Fabry disease (FD) is a rare X-linked lysosomal storage disorder caused by mutations in the GLA gene, leading to reduced alpha-galactosidase (alpha-Gal A) activity. Current treatments, like enzyme replacement, have limitations affecting efficacy and patient outcomes. CRISPR/Cas9 genome editing tools may offer the potential to develop therapeutic strategy via correcting GLA mutations. In this study, we diagnosed a female FD patient with a missense mutation in exon 1 of the GLA gene (c.146G > A, p.R49H). Bioinformatic predictions and biochemical analyses in GLA-knockout cells revealed that this mutation significantly reduced alpha-Gal A stability and activity, confirming its pathogenicity. To correct this, we used adenine base editing. The mutation, along with a nearby bystander A, was efficiently edited by the traditional N-terminal adenine base editor. To avoid unwanted bystander editing, we developed a series of domain-inlaid base editors with the aim of narrowing editing window.
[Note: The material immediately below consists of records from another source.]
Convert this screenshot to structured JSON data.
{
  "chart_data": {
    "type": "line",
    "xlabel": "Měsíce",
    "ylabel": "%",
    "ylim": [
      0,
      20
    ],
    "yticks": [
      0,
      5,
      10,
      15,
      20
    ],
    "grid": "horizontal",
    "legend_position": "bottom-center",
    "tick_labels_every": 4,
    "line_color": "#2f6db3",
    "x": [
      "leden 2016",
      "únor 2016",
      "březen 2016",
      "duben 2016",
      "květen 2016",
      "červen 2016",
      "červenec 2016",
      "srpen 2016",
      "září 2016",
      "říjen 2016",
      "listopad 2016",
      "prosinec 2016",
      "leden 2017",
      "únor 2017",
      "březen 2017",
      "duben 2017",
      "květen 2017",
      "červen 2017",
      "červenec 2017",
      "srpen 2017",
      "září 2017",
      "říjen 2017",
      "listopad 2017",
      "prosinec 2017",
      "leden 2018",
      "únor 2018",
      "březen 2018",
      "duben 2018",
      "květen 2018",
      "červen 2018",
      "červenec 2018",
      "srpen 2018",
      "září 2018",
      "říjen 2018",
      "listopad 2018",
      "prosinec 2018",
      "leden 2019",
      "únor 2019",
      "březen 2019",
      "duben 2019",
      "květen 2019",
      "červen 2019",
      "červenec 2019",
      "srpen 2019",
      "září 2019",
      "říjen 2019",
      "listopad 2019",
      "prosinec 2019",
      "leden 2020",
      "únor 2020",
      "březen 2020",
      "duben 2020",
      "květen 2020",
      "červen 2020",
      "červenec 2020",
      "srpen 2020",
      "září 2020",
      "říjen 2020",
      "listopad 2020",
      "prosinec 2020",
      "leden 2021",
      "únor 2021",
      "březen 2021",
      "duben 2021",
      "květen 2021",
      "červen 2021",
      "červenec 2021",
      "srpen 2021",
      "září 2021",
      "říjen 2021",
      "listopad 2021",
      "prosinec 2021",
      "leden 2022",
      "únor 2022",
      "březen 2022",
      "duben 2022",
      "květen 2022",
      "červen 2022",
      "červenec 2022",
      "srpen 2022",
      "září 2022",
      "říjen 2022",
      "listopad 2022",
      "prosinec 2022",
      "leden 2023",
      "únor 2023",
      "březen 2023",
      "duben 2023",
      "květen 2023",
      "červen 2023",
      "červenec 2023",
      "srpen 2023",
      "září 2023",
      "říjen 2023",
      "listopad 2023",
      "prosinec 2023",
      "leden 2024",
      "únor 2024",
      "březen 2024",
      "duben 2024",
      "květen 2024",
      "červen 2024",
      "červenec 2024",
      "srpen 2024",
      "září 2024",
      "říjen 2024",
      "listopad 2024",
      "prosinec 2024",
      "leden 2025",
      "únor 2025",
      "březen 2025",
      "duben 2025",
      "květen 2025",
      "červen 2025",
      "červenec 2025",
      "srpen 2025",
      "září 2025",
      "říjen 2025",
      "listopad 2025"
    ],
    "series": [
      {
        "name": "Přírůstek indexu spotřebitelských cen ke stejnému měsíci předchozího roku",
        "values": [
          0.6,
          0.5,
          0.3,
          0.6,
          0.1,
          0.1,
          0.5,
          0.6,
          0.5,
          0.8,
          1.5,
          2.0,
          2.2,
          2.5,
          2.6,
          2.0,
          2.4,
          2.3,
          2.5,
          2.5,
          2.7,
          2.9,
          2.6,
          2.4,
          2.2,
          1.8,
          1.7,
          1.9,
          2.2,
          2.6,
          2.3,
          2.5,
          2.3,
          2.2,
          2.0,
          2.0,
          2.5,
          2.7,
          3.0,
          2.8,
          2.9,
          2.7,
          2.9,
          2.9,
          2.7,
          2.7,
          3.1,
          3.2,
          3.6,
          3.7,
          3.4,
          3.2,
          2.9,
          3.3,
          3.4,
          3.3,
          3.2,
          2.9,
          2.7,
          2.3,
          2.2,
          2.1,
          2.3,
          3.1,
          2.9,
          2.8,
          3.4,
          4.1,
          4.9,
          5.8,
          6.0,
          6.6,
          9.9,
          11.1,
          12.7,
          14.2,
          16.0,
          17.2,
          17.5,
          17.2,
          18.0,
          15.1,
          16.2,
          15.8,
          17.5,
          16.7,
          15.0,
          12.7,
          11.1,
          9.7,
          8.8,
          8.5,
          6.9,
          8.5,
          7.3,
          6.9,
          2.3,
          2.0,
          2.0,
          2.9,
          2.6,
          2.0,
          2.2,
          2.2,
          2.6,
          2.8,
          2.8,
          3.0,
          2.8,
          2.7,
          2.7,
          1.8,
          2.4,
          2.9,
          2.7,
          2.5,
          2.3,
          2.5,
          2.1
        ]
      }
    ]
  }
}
The most effective variant, with deaminase inserted between the 947th and 948th residues of the RUVC3 domain, was further optimized by modifying linker rigidity. These adjustments shifted the editing window, eliminating bystander editing. Our findings clarify the pathogenic nature of a novel GLA mutation and demonstrate the potential of a customized base editor for therapeutic application in FD.